ABD Merkez Bankası (FED), 34 Amerikan bankasını ele aldığı stres testi sonuçlarını açıkladı. Söz konusu analizin bankaların normal stresine ek olarak Covid-19 salgınının nasıl etkilediğini, direncini ve duyarlılığını tespit etmek amacıyla yapıldığı bildirildi.
FED Denetimden Sorumlu Başkan Yardımcısı Randal Quarles, yapılan stres testine göre ABD bankalarının en sert şoklar karşısında bile güçlü kalabileceğinin ortaya çıktığını söyledi.
Yılın üçüncü çeyreğinde bankaların hisse geri alımlarını askıya almalarının gerekebileceği sonucu paylaşıldı.FED bankaların durumunu üç farklı senaryo üzerinden değerlendirdi. Buna göre koronavirüs nedeniyle meydana gelen durgunluk V ve U şeklinde toparlanma veya W şeklinde iki daldırmalı durgunluk ve iyileşme gösterecek.
Söz konusu analizin hükümetin teşviklerini ve genişletilmiş işsizlik sigortasının potansiyel etkilerini içermediği söylendi. 34 bankanın kredi kaybının 560 – 700 milyar dolar arasında olması bekleniyor. 2019 yılının sonunda %12 olan sermaye oranlarının %9,5 – %7,7’lere ineceği tahmin ediliyor.

Yapılan açıklamada 2020’nin üçüncü çeyreğinde büyük bankaların temettü ödemelerini sınırlandıracağı ve temettü ödemesine izin vererek sermayeyi korumalarının gerekeceği belirtildi.
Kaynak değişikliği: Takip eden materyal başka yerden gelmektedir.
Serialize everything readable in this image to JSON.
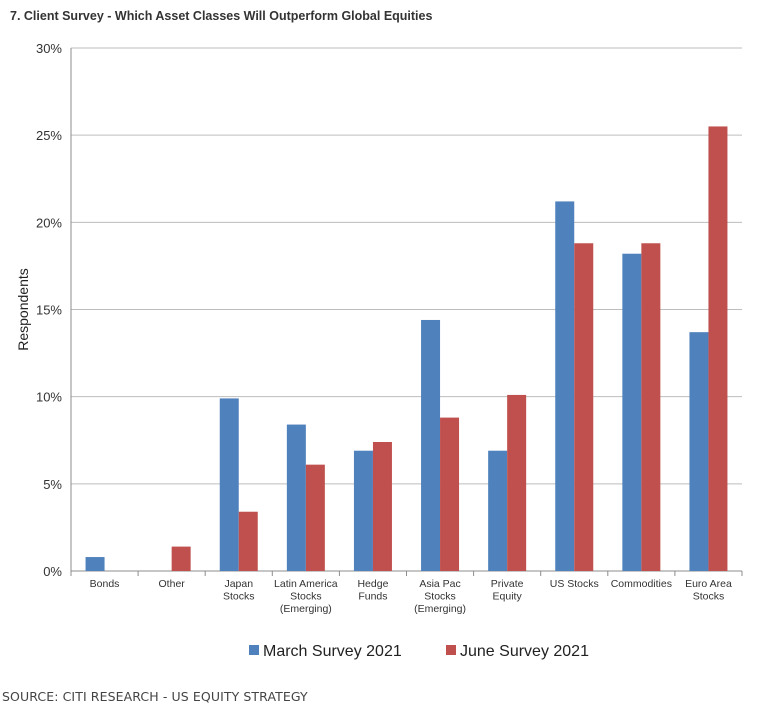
{
  "title": "7. Client Survey - Which Asset Classes Will Outperform Global Equities",
  "source": "SOURCE: CITI RESEARCH - US EQUITY STRATEGY",
  "chart_data": {
    "type": "bar",
    "categories": [
      [
        "Bonds"
      ],
      [
        "Other"
      ],
      [
        "Japan",
        "Stocks"
      ],
      [
        "Latin America",
        "Stocks",
        "(Emerging)"
      ],
      [
        "Hedge",
        "Funds"
      ],
      [
        "Asia Pac",
        "Stocks",
        "(Emerging)"
      ],
      [
        "Private",
        "Equity"
      ],
      [
        "US Stocks"
      ],
      [
        "Commodities"
      ],
      [
        "Euro Area",
        "Stocks"
      ]
    ],
    "series": [
      {
        "name": "March Survey 2021",
        "color": "#4F81BD",
        "values": [
          0.8,
          0.0,
          9.9,
          8.4,
          6.9,
          14.4,
          6.9,
          21.2,
          18.2,
          13.7
        ]
      },
      {
        "name": "June Survey 2021",
        "color": "#C0504D",
        "values": [
          0.0,
          1.4,
          3.4,
          6.1,
          7.4,
          8.8,
          10.1,
          18.8,
          18.8,
          25.5
        ]
      }
    ],
    "xlabel": "",
    "ylabel": "Respondents",
    "ylim": [
      0,
      30
    ],
    "yticks": [
      0,
      5,
      10,
      15,
      20,
      25,
      30
    ],
    "ytick_labels": [
      "0%",
      "5%",
      "10%",
      "15%",
      "20%",
      "25%",
      "30%"
    ],
    "grid": true,
    "legend_position": "bottom"
  }
}
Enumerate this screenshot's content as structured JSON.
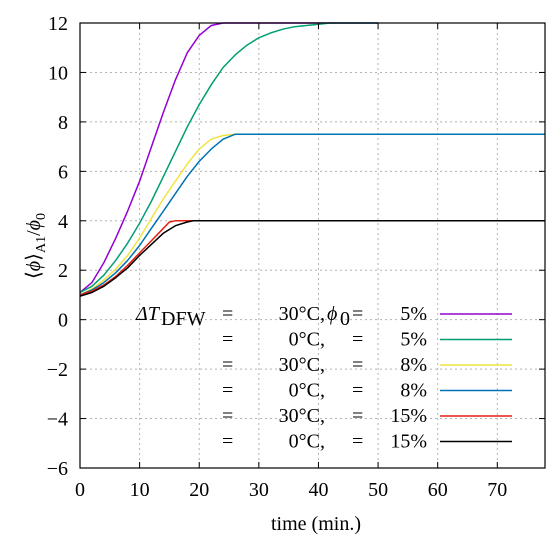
{
  "chart_data": {
    "type": "line",
    "xlabel": "time (min.)",
    "ylabel": "⟨ϕ⟩A1/ϕ0",
    "xlim": [
      0,
      78
    ],
    "ylim": [
      -6,
      12
    ],
    "x_ticks": [
      "0",
      "10",
      "20",
      "30",
      "40",
      "50",
      "60",
      "70"
    ],
    "y_ticks": [
      "−6",
      "−4",
      "−2",
      "0",
      "2",
      "4",
      "6",
      "8",
      "10",
      "12"
    ],
    "grid": true,
    "legend_position": "bottom-right",
    "legend_rows": [
      {
        "lhs": "ΔT",
        "lhs_sub": "DFW",
        "eq": "=",
        "temp": "30°C,",
        "phi": "ϕ",
        "phi_sub": "0",
        "phi_eq": "=",
        "pct": "5%"
      },
      {
        "lhs": "",
        "lhs_sub": "",
        "eq": "=",
        "temp": "0°C,",
        "phi": "",
        "phi_sub": "",
        "phi_eq": "=",
        "pct": "5%"
      },
      {
        "lhs": "",
        "lhs_sub": "",
        "eq": "=",
        "temp": "30°C,",
        "phi": "",
        "phi_sub": "",
        "phi_eq": "=",
        "pct": "8%"
      },
      {
        "lhs": "",
        "lhs_sub": "",
        "eq": "=",
        "temp": "0°C,",
        "phi": "",
        "phi_sub": "",
        "phi_eq": "=",
        "pct": "8%"
      },
      {
        "lhs": "",
        "lhs_sub": "",
        "eq": "=",
        "temp": "30°C,",
        "phi": "",
        "phi_sub": "",
        "phi_eq": "=",
        "pct": "15%"
      },
      {
        "lhs": "",
        "lhs_sub": "",
        "eq": "=",
        "temp": "0°C,",
        "phi": "",
        "phi_sub": "",
        "phi_eq": "=",
        "pct": "15%"
      }
    ],
    "series": [
      {
        "color": "#9400d3",
        "x": [
          0,
          2,
          4,
          6,
          8,
          10,
          12,
          14,
          16,
          18,
          20,
          22,
          24,
          26,
          28,
          30,
          35,
          40,
          45,
          50
        ],
        "y": [
          1.1,
          1.5,
          2.3,
          3.3,
          4.4,
          5.6,
          7.0,
          8.4,
          9.7,
          10.8,
          11.5,
          11.9,
          12.0,
          12.0,
          12.0,
          12.0,
          12.0,
          12.0,
          12.0,
          12.0
        ]
      },
      {
        "color": "#009e73",
        "x": [
          0,
          2,
          4,
          6,
          8,
          10,
          12,
          14,
          16,
          18,
          20,
          22,
          24,
          26,
          28,
          30,
          32,
          34,
          36,
          38,
          40,
          42,
          44,
          46,
          48,
          50
        ],
        "y": [
          1.1,
          1.35,
          1.8,
          2.4,
          3.1,
          3.9,
          4.8,
          5.8,
          6.8,
          7.8,
          8.7,
          9.5,
          10.2,
          10.7,
          11.1,
          11.4,
          11.6,
          11.75,
          11.85,
          11.9,
          11.95,
          12.0,
          12.0,
          12.0,
          12.0,
          12.0
        ]
      },
      {
        "color": "#f0e442",
        "x": [
          0,
          2,
          4,
          6,
          8,
          10,
          12,
          14,
          16,
          18,
          20,
          22,
          24,
          26,
          28
        ],
        "y": [
          1.0,
          1.25,
          1.6,
          2.05,
          2.6,
          3.3,
          4.1,
          4.9,
          5.6,
          6.3,
          6.9,
          7.3,
          7.45,
          7.5,
          7.5
        ]
      },
      {
        "color": "#0072b2",
        "x": [
          0,
          2,
          4,
          6,
          8,
          10,
          12,
          14,
          16,
          18,
          20,
          22,
          24,
          26,
          28,
          30,
          40,
          50,
          60,
          70,
          78
        ],
        "y": [
          1.0,
          1.2,
          1.5,
          1.9,
          2.4,
          3.0,
          3.7,
          4.4,
          5.1,
          5.8,
          6.4,
          6.9,
          7.3,
          7.5,
          7.5,
          7.5,
          7.5,
          7.5,
          7.5,
          7.5,
          7.5
        ]
      },
      {
        "color": "#e51e10",
        "x": [
          0,
          2,
          4,
          6,
          8,
          10,
          12,
          14,
          15,
          16,
          18,
          20
        ],
        "y": [
          1.0,
          1.15,
          1.4,
          1.75,
          2.2,
          2.7,
          3.2,
          3.7,
          3.95,
          4.0,
          4.0,
          4.0
        ]
      },
      {
        "color": "#000000",
        "x": [
          0,
          2,
          4,
          6,
          8,
          10,
          12,
          14,
          16,
          18,
          19,
          20,
          25,
          30,
          40,
          50,
          60,
          70,
          78
        ],
        "y": [
          0.95,
          1.1,
          1.35,
          1.7,
          2.1,
          2.6,
          3.05,
          3.5,
          3.8,
          3.95,
          4.0,
          4.0,
          4.0,
          4.0,
          4.0,
          4.0,
          4.0,
          4.0,
          4.0
        ]
      }
    ]
  }
}
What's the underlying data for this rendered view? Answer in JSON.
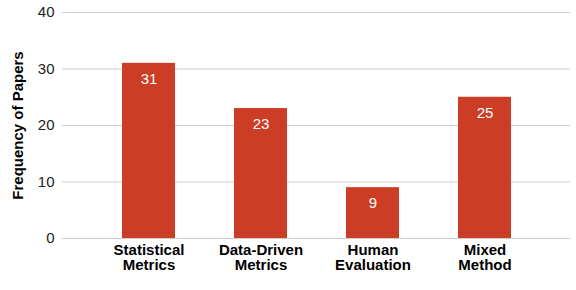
{
  "chart_data": {
    "type": "bar",
    "categories": [
      "Statistical Metrics",
      "Data-Driven Metrics",
      "Human Evaluation",
      "Mixed Method"
    ],
    "values": [
      31,
      23,
      9,
      25
    ],
    "color": "#cc3d26",
    "y_label": "Frequency of Papers",
    "ylim": [
      0,
      40
    ],
    "yticks": [
      0,
      10,
      20,
      30,
      40
    ],
    "grid": true,
    "data_labels": true
  }
}
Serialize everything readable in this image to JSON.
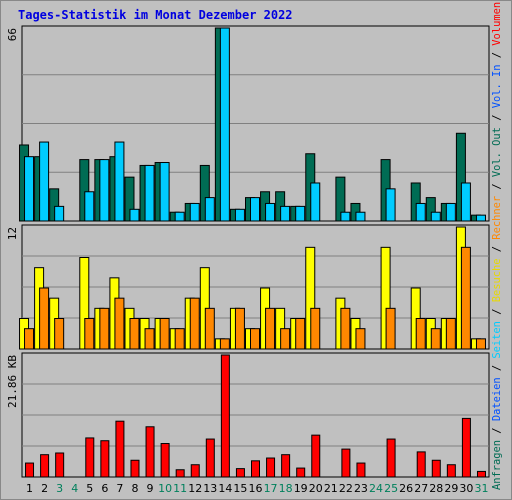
{
  "title": "Tages-Statistik im Monat Dezember 2022",
  "chart_data": [
    {
      "type": "bar",
      "name": "panel-requests",
      "y_axis_label": "66",
      "ylim": [
        0,
        66
      ],
      "series": [
        {
          "name": "Anfragen",
          "color": "#006c54",
          "values": [
            26,
            22,
            11,
            0,
            21,
            21,
            22,
            15,
            19,
            20,
            3,
            6,
            19,
            66,
            4,
            8,
            10,
            10,
            5,
            23,
            0,
            15,
            6,
            0,
            21,
            0,
            13,
            8,
            6,
            30,
            2
          ]
        },
        {
          "name": "Dateien",
          "color": "#00ccff",
          "values": [
            22,
            27,
            5,
            0,
            10,
            21,
            27,
            4,
            19,
            20,
            3,
            6,
            8,
            66,
            4,
            8,
            6,
            5,
            5,
            13,
            0,
            3,
            3,
            0,
            11,
            0,
            6,
            3,
            6,
            13,
            2
          ]
        },
        {
          "name": "Seiten",
          "color": "#00ccff",
          "values": []
        }
      ]
    },
    {
      "type": "bar",
      "name": "panel-visits",
      "y_axis_label": "12",
      "ylim": [
        0,
        12
      ],
      "series": [
        {
          "name": "Besuche",
          "color": "#ffff00",
          "values": [
            3,
            8,
            5,
            0,
            9,
            4,
            7,
            4,
            3,
            3,
            2,
            5,
            8,
            1,
            4,
            2,
            6,
            4,
            3,
            10,
            0,
            5,
            3,
            0,
            10,
            0,
            6,
            3,
            3,
            12,
            1
          ]
        },
        {
          "name": "Rechner",
          "color": "#ff8800",
          "values": [
            2,
            6,
            3,
            0,
            3,
            4,
            5,
            3,
            2,
            3,
            2,
            5,
            4,
            1,
            4,
            2,
            4,
            2,
            3,
            4,
            0,
            4,
            2,
            0,
            4,
            0,
            3,
            2,
            3,
            10,
            1
          ]
        }
      ]
    },
    {
      "type": "bar",
      "name": "panel-volume",
      "y_axis_label": "21.86 KB",
      "ylim": [
        0,
        21.86
      ],
      "series": [
        {
          "name": "Volumen",
          "color": "#ff0000",
          "values": [
            2.5,
            4.0,
            4.3,
            0,
            7.0,
            6.5,
            10.0,
            3.0,
            9.0,
            6.0,
            1.3,
            2.2,
            6.8,
            21.86,
            1.5,
            2.9,
            3.4,
            4.0,
            1.6,
            7.5,
            0,
            5.0,
            2.5,
            0,
            6.8,
            0,
            4.5,
            3.0,
            2.2,
            10.5,
            1.0
          ]
        }
      ]
    }
  ],
  "x_axis": {
    "categories": [
      "1",
      "2",
      "3",
      "4",
      "5",
      "6",
      "7",
      "8",
      "9",
      "10",
      "11",
      "12",
      "13",
      "14",
      "15",
      "16",
      "17",
      "18",
      "19",
      "20",
      "21",
      "22",
      "23",
      "24",
      "25",
      "26",
      "27",
      "28",
      "29",
      "30",
      "31"
    ],
    "weekend_days": [
      3,
      4,
      10,
      11,
      17,
      18,
      24,
      25,
      31
    ],
    "weekday_color": "#000000",
    "weekend_color": "#00805c"
  },
  "legend_right": [
    {
      "text": "Anfragen",
      "color": "#006c54"
    },
    {
      "text": " / ",
      "color": "#000000"
    },
    {
      "text": "Dateien",
      "color": "#0050ff"
    },
    {
      "text": " / ",
      "color": "#000000"
    },
    {
      "text": "Seiten",
      "color": "#00ccff"
    },
    {
      "text": " / ",
      "color": "#000000"
    },
    {
      "text": "Besuche",
      "color": "#e8d800"
    },
    {
      "text": " / ",
      "color": "#000000"
    },
    {
      "text": "Rechner",
      "color": "#ff8800"
    },
    {
      "text": " / ",
      "color": "#000000"
    },
    {
      "text": "Vol. Out",
      "color": "#006c54"
    },
    {
      "text": " / ",
      "color": "#000000"
    },
    {
      "text": "Vol. In",
      "color": "#0050ff"
    },
    {
      "text": " / ",
      "color": "#000000"
    },
    {
      "text": "Volumen",
      "color": "#ff0000"
    }
  ]
}
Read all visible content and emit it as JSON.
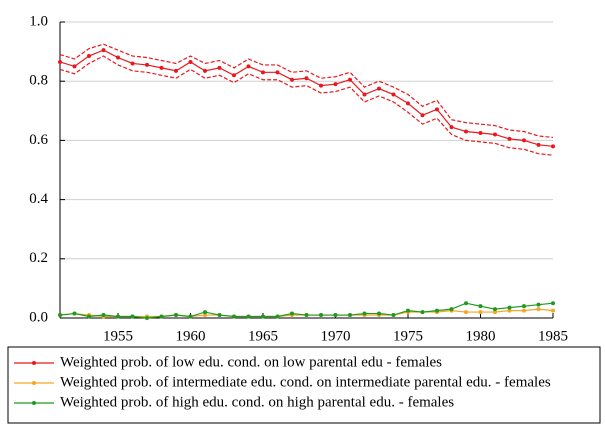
{
  "chart_data": {
    "type": "line",
    "x": [
      1951,
      1952,
      1953,
      1954,
      1955,
      1956,
      1957,
      1958,
      1959,
      1960,
      1961,
      1962,
      1963,
      1964,
      1965,
      1966,
      1967,
      1968,
      1969,
      1970,
      1971,
      1972,
      1973,
      1974,
      1975,
      1976,
      1977,
      1978,
      1979,
      1980,
      1981,
      1982,
      1983,
      1984,
      1985
    ],
    "xlim": [
      1951,
      1985
    ],
    "xticks": [
      1955,
      1960,
      1965,
      1970,
      1975,
      1980,
      1985
    ],
    "ylim": [
      0,
      1
    ],
    "yticks": [
      {
        "value": 0,
        "label": "0.0"
      },
      0.2,
      0.4,
      0.6,
      0.8,
      {
        "value": 1,
        "label": "1.0"
      }
    ],
    "grid": true,
    "series": [
      {
        "name": "Weighted prob. of low edu. cond. on low parental edu - females",
        "color": "#e8191e",
        "markers": true,
        "values": [
          0.865,
          0.85,
          0.885,
          0.905,
          0.88,
          0.86,
          0.855,
          0.845,
          0.835,
          0.865,
          0.835,
          0.845,
          0.82,
          0.85,
          0.83,
          0.83,
          0.805,
          0.81,
          0.785,
          0.79,
          0.805,
          0.755,
          0.775,
          0.755,
          0.725,
          0.685,
          0.705,
          0.645,
          0.63,
          0.625,
          0.62,
          0.605,
          0.6,
          0.585,
          0.58
        ]
      },
      {
        "color": "#e8191e",
        "dashed": true,
        "values": [
          0.89,
          0.875,
          0.91,
          0.925,
          0.905,
          0.885,
          0.88,
          0.87,
          0.86,
          0.885,
          0.86,
          0.87,
          0.845,
          0.875,
          0.855,
          0.855,
          0.83,
          0.835,
          0.81,
          0.815,
          0.83,
          0.78,
          0.8,
          0.78,
          0.755,
          0.715,
          0.735,
          0.67,
          0.66,
          0.655,
          0.65,
          0.635,
          0.63,
          0.615,
          0.61
        ]
      },
      {
        "color": "#e8191e",
        "dashed": true,
        "values": [
          0.84,
          0.825,
          0.86,
          0.885,
          0.855,
          0.835,
          0.83,
          0.82,
          0.81,
          0.84,
          0.81,
          0.82,
          0.795,
          0.825,
          0.805,
          0.805,
          0.78,
          0.785,
          0.76,
          0.765,
          0.78,
          0.73,
          0.75,
          0.73,
          0.695,
          0.655,
          0.675,
          0.62,
          0.6,
          0.595,
          0.59,
          0.575,
          0.57,
          0.555,
          0.55
        ]
      },
      {
        "name": "Weighted prob. of intermediate edu. cond. on intermediate parental edu. - females",
        "color": "#f5a623",
        "markers": true,
        "values": [
          0.01,
          0.015,
          0.01,
          0.005,
          0.005,
          0.005,
          0.005,
          0.005,
          0.01,
          0.005,
          0.01,
          0.01,
          0.005,
          0.005,
          0.005,
          0.005,
          0.01,
          0.01,
          0.01,
          0.01,
          0.01,
          0.01,
          0.01,
          0.01,
          0.02,
          0.02,
          0.02,
          0.025,
          0.02,
          0.02,
          0.02,
          0.025,
          0.025,
          0.03,
          0.025
        ]
      },
      {
        "name": "Weighted prob. of high edu. cond. on high parental edu. - females",
        "color": "#1e9a1e",
        "markers": true,
        "values": [
          0.01,
          0.015,
          0.005,
          0.01,
          0.005,
          0.005,
          0.0,
          0.005,
          0.01,
          0.005,
          0.02,
          0.01,
          0.005,
          0.005,
          0.005,
          0.005,
          0.015,
          0.01,
          0.01,
          0.01,
          0.01,
          0.015,
          0.015,
          0.01,
          0.025,
          0.02,
          0.025,
          0.03,
          0.05,
          0.04,
          0.03,
          0.035,
          0.04,
          0.045,
          0.05
        ]
      }
    ]
  }
}
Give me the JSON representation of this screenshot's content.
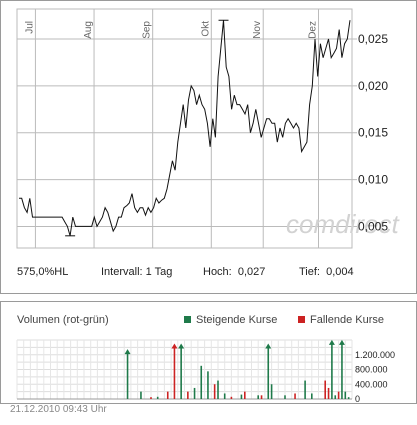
{
  "brand": "comdirect",
  "stats": {
    "range": "575,0%HL",
    "interval": "Intervall: 1 Tag",
    "high_label": "Hoch:",
    "high_value": "0,027",
    "low_label": "Tief:",
    "low_value": "0,004"
  },
  "volume_panel": {
    "title": "Volumen (rot-grün)",
    "legend_rising": "Steigende Kurse",
    "legend_falling": "Fallende Kurse"
  },
  "timestamp": "21.12.2010 09:43 Uhr",
  "colors": {
    "rising": "#1f7a4a",
    "falling": "#cc2222",
    "line": "#111111",
    "grid": "#bbbbbb"
  },
  "chart_data": [
    {
      "type": "line",
      "x_ticks": [
        "Jul",
        "Aug",
        "Sep",
        "Okt",
        "Nov",
        "Dez"
      ],
      "y_ticks": [
        "0,005",
        "0,010",
        "0,015",
        "0,020",
        "0,025"
      ],
      "ylim": [
        0.0027,
        0.0282
      ],
      "y": [
        0.008,
        0.008,
        0.007,
        0.0065,
        0.008,
        0.006,
        0.006,
        0.006,
        0.006,
        0.006,
        0.006,
        0.006,
        0.006,
        0.006,
        0.006,
        0.006,
        0.006,
        0.0055,
        0.005,
        0.004,
        0.006,
        0.005,
        0.005,
        0.005,
        0.005,
        0.005,
        0.005,
        0.005,
        0.006,
        0.005,
        0.0055,
        0.006,
        0.007,
        0.0065,
        0.0055,
        0.0045,
        0.005,
        0.006,
        0.006,
        0.007,
        0.0072,
        0.0075,
        0.0085,
        0.007,
        0.0065,
        0.007,
        0.007,
        0.0062,
        0.007,
        0.0065,
        0.007,
        0.008,
        0.0075,
        0.0078,
        0.008,
        0.009,
        0.0105,
        0.012,
        0.011,
        0.014,
        0.016,
        0.018,
        0.0155,
        0.0185,
        0.02,
        0.0195,
        0.018,
        0.019,
        0.018,
        0.0175,
        0.016,
        0.0135,
        0.0165,
        0.0145,
        0.021,
        0.024,
        0.027,
        0.022,
        0.021,
        0.0175,
        0.019,
        0.018,
        0.018,
        0.0175,
        0.017,
        0.018,
        0.015,
        0.016,
        0.0175,
        0.016,
        0.0145,
        0.0155,
        0.0165,
        0.0165,
        0.016,
        0.016,
        0.014,
        0.0155,
        0.0145,
        0.016,
        0.0165,
        0.016,
        0.0155,
        0.016,
        0.0155,
        0.013,
        0.0135,
        0.014,
        0.018,
        0.02,
        0.025,
        0.021,
        0.0245,
        0.023,
        0.024,
        0.025,
        0.023,
        0.0235,
        0.024,
        0.026,
        0.023,
        0.0245,
        0.025,
        0.027
      ]
    },
    {
      "type": "bar",
      "y_ticks": [
        "0",
        "400.000",
        "800.000",
        "1.200.000"
      ],
      "ylim": [
        0,
        1600000
      ],
      "series": [
        {
          "name": "Steigende Kurse",
          "bars": [
            [
              0.33,
              1300000
            ],
            [
              0.37,
              200000
            ],
            [
              0.42,
              60000
            ],
            [
              0.49,
              1450000
            ],
            [
              0.53,
              300000
            ],
            [
              0.55,
              900000
            ],
            [
              0.57,
              750000
            ],
            [
              0.6,
              500000
            ],
            [
              0.62,
              150000
            ],
            [
              0.67,
              120000
            ],
            [
              0.72,
              100000
            ],
            [
              0.75,
              1450000
            ],
            [
              0.76,
              400000
            ],
            [
              0.8,
              100000
            ],
            [
              0.86,
              500000
            ],
            [
              0.88,
              150000
            ],
            [
              0.94,
              1550000
            ],
            [
              0.95,
              100000
            ],
            [
              0.97,
              1550000
            ],
            [
              0.98,
              200000
            ],
            [
              0.99,
              50000
            ]
          ]
        },
        {
          "name": "Fallende Kurse",
          "bars": [
            [
              0.4,
              50000
            ],
            [
              0.45,
              200000
            ],
            [
              0.47,
              1450000
            ],
            [
              0.51,
              200000
            ],
            [
              0.59,
              400000
            ],
            [
              0.64,
              60000
            ],
            [
              0.68,
              200000
            ],
            [
              0.73,
              100000
            ],
            [
              0.83,
              150000
            ],
            [
              0.92,
              500000
            ],
            [
              0.93,
              300000
            ],
            [
              0.96,
              200000
            ]
          ]
        }
      ]
    }
  ]
}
Bankaların yaşanan pandemiden olumsuz etkilenmesi ve ekonominin önünde büyük bir belirsizlik olmasına karşın şoklara karşı esnek ve dirençli kalmaya devam edeceği aktarıldı.
Ülkenin büyük bankalarının firmaların sermaye ihtiyaçlarını yeniden değerlendirmek ve yıl içinde tüm planlarını güncellemek zorunda kalabilecekleri söylendi.
Rapor sonucunda bankaların genel olarak stres testinde iyi bir performans gösterdiği fakat temettüleri için soru işaretleri yaratan risklerin göz ardı edilmemesi gerektiği kaydedildi.
Bu doğrultuda bankaların temettülerinin ikinci çeyrekteki seviyelerde sınırlandırıldığı ve gelecekteki ödemelerin son karlara dayandırılan bir formül ile sınırlanacağı kaydedildi.
Bu arada Amerika’da Kovid-19 vaka sayısındaki artış devam ederken, rakamlar iki ay öncesindeki zirveyi aştı.
Dünya genelinde koronavirüs vaka sayısı 9 milyon 716 bini, can kaybı ise 491 bini aştı. Salgının başlamasının üstünden aylar geçti ancak hala iyimserliğe doğru bir ilerleme olmuyor. Tespit edilen enfeksiyon sayıları insanların maske takmadığı, sıkı tedbirleri almadığı dönemden bile daha fazla. Özellikle ABD salgının merkezi olma konusunda tüm dünyanın merakla takip ettiği bir ülke.
Güncel rakamlara göre 2 milyon 504 bin aktif vaka bulunuyor. 126 bin Amerikalı ise bu virüs nedeniyle yaşama veda etti. Worldometers verilerine göre 25 Haziran’da ülke genelinde 40 bin 184 yeni vaka bildirildi. Bu sayı 24 Nisan’daki 39 bin 99 vakadan bile daha fazla.
20’den fazla eyalette vakalarda artış olduğu bildirilirken dün; Güney Carolina, Texas, Florida ve Oklahoma gün içi en yüksek vaka sayısını rapor eden yerler oldu. Öte yandan salgının merkezi olan New York’da kısmen kontrol altına alındığı biliniyor.
Vakalarda her geçen gün artış olmasına ve genel tablo karamsarlığı işaret etmesine rağmen eyaletlerin hemen hepsi işyerlerinin kapatılması konusuna yanaşmıyor. Nitekim Başkan Donald Trump da ikinci dalga gelse bile ekonomiyi bu kez kapatmayacağını söylemişti.